A Unique Type of Sentencing: The Use of a Circle to Involve the Community in Sentencing

AuthorColin Hayes
Published date01 January 2001
Date01 January 2001
DOIhttp://doi.org/10.1177/0032258X0107400303
Subject MatterArticle
DR COLIN HAYES
Formerly Chief
of
Police, Parry Sound, Ontario, and lately
Lecturer in Criminology, The University
of
Texas
of
the Permian
Basin, Odessa
AUNIQUE TYPE OF SENTENCING:
THE USE OF A CIRCLE TO
INVOLVE THE COMMUNITY IN
SENTENCING
Alarming rates of recidivism and escalating costs in monetary and
human terms have forced western societies to search for alternatives to
their less than perfect justice systems. Much of the energy expended
in this search has focused on sentencing. While the underlying prob-
lems of crime and the gross inadequacies of the justice system stem
from much broader, deeper ills within society, significant immediate
improvement within the court process can be achieved by changing the
way sentencing is carried out.
The search for improving sentencing suggests a greater role for
victims of crime, reconciliation, restraint in the use of incarceration and
a broadening of sentencing alternatives that call for less government
expenditure and more community participation. Many studies expose
the imprudence of excessive reliance upon punishment as the central
objective in sentencing, and accord greater emphasis to rehabilitation
and reconciliation which call for communities to become more actively
involved and assume more responsibility for resolving conflict. For this
participation to be meaningful there must be power-sharing between
criminal courts and communities in the decision-making process.
Where appropriate, communities must be empowered to resolve many
conflicts which at present are processed only through criminal courts.

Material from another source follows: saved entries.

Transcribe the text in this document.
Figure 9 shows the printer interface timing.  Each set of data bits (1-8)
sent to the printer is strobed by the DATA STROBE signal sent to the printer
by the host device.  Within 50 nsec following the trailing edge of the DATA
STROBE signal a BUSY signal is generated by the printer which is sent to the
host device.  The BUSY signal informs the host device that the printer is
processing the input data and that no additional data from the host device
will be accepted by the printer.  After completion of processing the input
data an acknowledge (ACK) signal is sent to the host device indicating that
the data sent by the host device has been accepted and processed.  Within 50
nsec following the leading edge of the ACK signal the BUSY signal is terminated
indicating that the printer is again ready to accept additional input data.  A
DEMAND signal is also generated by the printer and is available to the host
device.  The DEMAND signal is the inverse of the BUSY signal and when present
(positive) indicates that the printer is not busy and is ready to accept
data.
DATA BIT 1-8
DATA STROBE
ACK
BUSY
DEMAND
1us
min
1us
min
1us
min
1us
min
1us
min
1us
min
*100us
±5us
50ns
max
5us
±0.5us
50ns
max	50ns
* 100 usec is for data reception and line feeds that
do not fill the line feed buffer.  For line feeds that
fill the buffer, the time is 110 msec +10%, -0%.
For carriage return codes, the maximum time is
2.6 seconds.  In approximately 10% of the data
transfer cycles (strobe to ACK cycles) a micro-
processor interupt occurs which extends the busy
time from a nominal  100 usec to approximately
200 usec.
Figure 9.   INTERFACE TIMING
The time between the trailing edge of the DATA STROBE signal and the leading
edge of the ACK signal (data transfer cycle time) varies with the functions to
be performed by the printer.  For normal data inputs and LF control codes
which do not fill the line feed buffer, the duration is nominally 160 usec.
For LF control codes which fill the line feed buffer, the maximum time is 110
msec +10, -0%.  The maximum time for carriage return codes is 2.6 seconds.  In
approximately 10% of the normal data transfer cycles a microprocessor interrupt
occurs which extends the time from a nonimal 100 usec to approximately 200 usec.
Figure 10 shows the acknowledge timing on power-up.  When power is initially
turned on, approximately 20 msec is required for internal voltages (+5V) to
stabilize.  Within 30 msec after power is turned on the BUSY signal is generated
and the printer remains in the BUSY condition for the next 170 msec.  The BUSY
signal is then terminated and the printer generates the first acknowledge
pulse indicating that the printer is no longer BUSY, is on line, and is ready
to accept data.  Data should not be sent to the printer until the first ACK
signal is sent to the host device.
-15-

In March 1992, an innovative sentencing took place in Mayo, a
small native community of 317 persons in the Yukon. The court curcuit
flew to Mayo for a one-day court to deal with several charges against
Philip Moses, a 26-year-old member of the Na-cho
Ny'ak
Dun, First
Nation of Mayo, Yukon, and the third youngest in Tommy Moses and
Catherine Germaine's family of four sons and five daughters. Tommy
Moses suffers from health problems resulting from long-standing
alcohol abuse, whereas Catherine Germaine is a source of strength and
ability in the family for, despite alcohol problems in the past, she has
been sober for eight years. All of Philip's brothers have suffered from
substance abuse, and all but one have long criminal records. Philip's
sisters, after surviving an early childhood full of extreme alcohol abuse,
now raise their own families. Philip himself has a 6-year-old son whom
he rarely sees and he plays no part in parenting the child.